Monday, August 25, 2008

4:005:00 pm

BESC 180

The Search for Randomness
I will examine some of our most primitive images of random
phenomena: flipping a coin, rolling dice and shuffling cards. In each case,
analysis shows that, while things can be made approximately random, usually
we are lazy and the results are quite nonrandom. Applications are given to
computer simulations and statistical models more generally.

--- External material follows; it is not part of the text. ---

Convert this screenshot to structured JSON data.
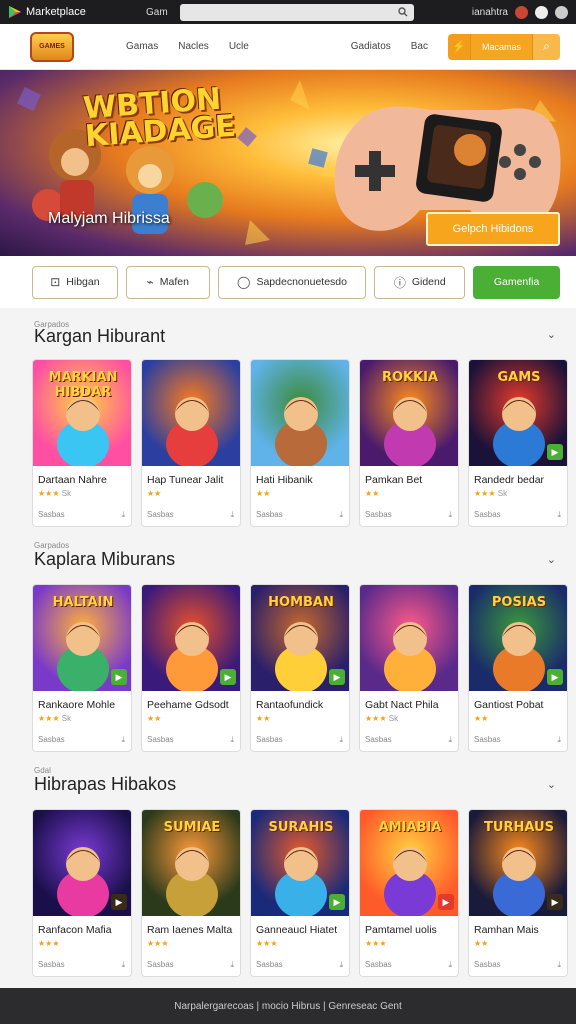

Wednesday, August 27, 2008

4:005:00 pm

KOBL 210

Harnessing Chance
I will argue that Monte Carlo simulations are everywhere dense in
applied mathematics. Further, designing, improving and analyzing simulation
techniques leads to fascinating mathematics, from microlocal analysis to
Hecke algebras.
Following Wednesday's lecture, there will be a reception in honor of
Professor Diaconis at the Koenig Alumni Center, 1202 University Avenue (the SE
corner of Broadway and University).

Thursday, August 28, 2008

10:0011:00 am

MATH 350

On adding a list of numbers
The process of "carries" in ordinary addition has a surprisingly
neat analysis. This has direct links to the mathematics of shuffling cards,
symmetric function theory and sections of generating functions.

Persi Diaconis

Persi Diaconis is the Mary V. Sunseri Professor of Statistics and Mathematics
at Stanford University and was elected into the National Academy of Science
in 1995. He has done outstanding work in probability, statistics, and
combinatorics, and he is particularly known for tackling mathematical
problems involving randomness and randomization, such as coin flipping and
shuffling playing cards.
Professor Diaconis received a MacArthur Fellowship in 1979, and again in
1992 after the publication (with D. Bayer) of a paper entitled "Trailing
the Dovetail Shuffle to Its Lair", a term coined by magician Charles Jordan
in the early 1900s. This established rigorous results on how many times a
deck of 52 playing cards must be riffle shuffled before it can be considered
"random enough". He established that the deck gradually increases in
randomness until seven shuffles, after which the thusfar experienced
increase in randomness stops significantly increasing. At least seven
shuffles, for reasons made precise in the paper, is what casinos should use.
Among the highlights of his research is his work on the speed of
convergence of Markov chains to equilibrium, and his contributions to
Bayesian statistics. His pioneering applications of noncommutative Fourier
analysis and techniques from algebraic structures have contributed greatly
to our understanding both of random walks on finite structure models for group
valued data, and of simulations of probabilities on combinatorial structures.
As both a magician and a statistician, Professor Diaconis has debunked
much research on extra sensory perception and the paranormal, and has
exposed several psychics.

DeLong Lecture Series

This Lecture Series is funded by an endowment given by Professor Ira M.
DeLong, who came to the University of Colorado in 1888 at the age of 33.
Professor DeLong essentially became the mathematics department by teaching
not only the college subjects but also the preparatory mathematics courses.
Professor DeLong was a prominent citizen of the community of Boulder as
well as president of the Mercantile Bank and Trust Company, organizer of the
Colorado Education Association, and president of the charter convention that
gave Boulder the city manager form of government in 1917. After his death
in 1942, it was decided that the bequest he made to the mathematics
department would accumulate interest until income became available to fund
DeLong prizes for undergraduates and DeLong Lectureships to bring outstanding
mathematicians to campus each year.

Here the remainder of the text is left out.